New revelations regarding math attitudes and what affects them:
Elementary teachers may be overworked and under equipped to cover early math concepts. I suspect this isn’t just a matter of them not understanding math, but not having time to research how to teach one of the many subjects they have to cover in one day in a way that reflects well on the state test.
I was impressed by the strong reaction of everyone in the room when student Z brought up that it’s all about the relationship between the student and the teacher. They want to be able to trust and count on their teacher. Z also brought up the issue of learning difference and how the struggle taints your attitude towards that subject.
My favorite was when Z pointed out to me is that math seems infinite and increasingly complex. It’s intimidating even though math has always been one of her favorite subjects. This has me thinking of ways to make math less of a scary black hole of vast knowledge and more of a tool to use for everyday life. I started some research into a site that has activities that go with movie clips of people at their jobs solving problems. I’m wondering if that might be a turning point for some students; to see math is more than an endless list of concepts to learn, but a tool for everyday life. See the full transcript after the observation responses.
With the initial questionnaire, I was happy so many students are not buying into the concept math is too hard to learn or not worth their time. I was a little puzzled by how some thought math wasn’t necessary, too hard for some people to ever learn, or they (or a family member) believed they couldn’t get a good grade in math.
I anticipated a bigger change between the first questionnaire and the second. There were no significant differences. I thought of two explanations. Either there had not been enough time for the classroom environment I had so meticulously constructed and the instruction I have spent years fine tuning to magically transform their attitudes into loving math and seeing its vast potential or something else was going on. I hit the books researching more when I remembered a book my friend and fellow teacher had given me that was collecting dust on my desk; Mindset: The New Psychology of Success. What if what I was doing wasn’t making a significant difference? Sure, all that effort made a more pleasant environment for all, but it wasn’t quantifiable. What if the biggest difference was more about the mindset of the student? I decided to do what I love: make a spreadsheet about it.

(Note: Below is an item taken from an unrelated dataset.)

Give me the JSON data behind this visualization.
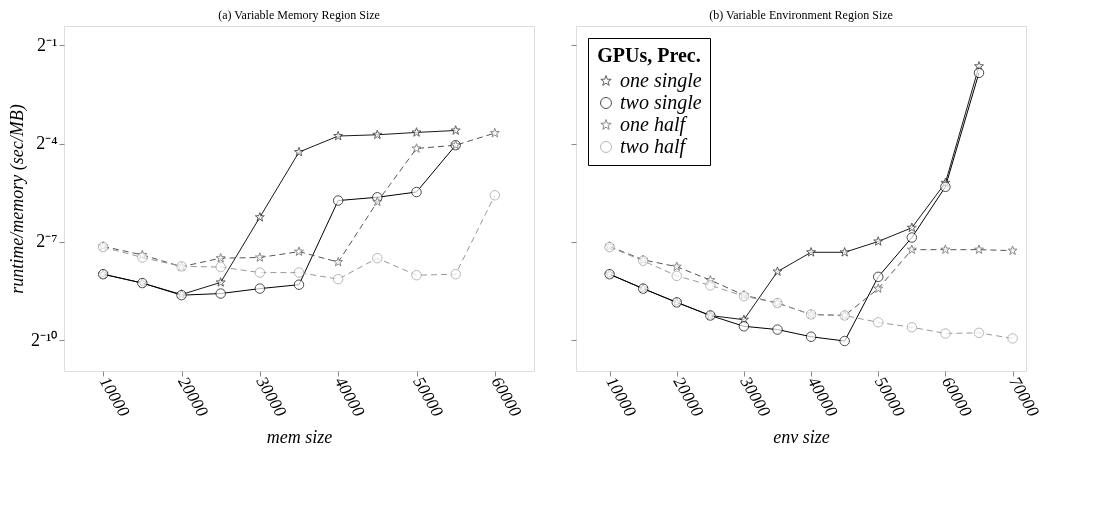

To transpose the information, I assigned the responses numbers. For the first section, O = no response, 1 = a negative attitude, 2 = neutral, and 3 = a positive attitude. The last section were assigned: 0 = no response, 1 = least desirable through 4 = most desirable. I then categorized the questions as asking about Learning Environment, Mindset (four were about growth mindset in particular), and Curriculum & Instruction. I had one response that was so different from the others, I recorded it as a outlier but did not include it in the overall comparisons. I made note of which responses were new students and which I had taught last year.
I then deconstructed the list into the various categories to compare and contrast. Years of questions and searching, months of researching got compiled into a bombshell of a graph. The only thing that could make the results better would be to correlate grades with each student’s response and get a bigger sampling size that reached beyond just my classroom.
Tying the results to grades or achievement gets tricky with a self-paced classroom with no standardized testing. What I can tell you about all my students is that they all work very hard and are making high B’s and A’s. In my opinion, they are thriving. Just reading over the questionnaire, observation, and interview results informally, led me to believe attitudes about learning environment and curriculum/instruction would have the most impact. It’s what I had invested the most in. I was more than surprised to see C & I to have the least amount of impact once I crunched the numbers and graphed the results. Having a growth mindset scored much higher than I would have thought.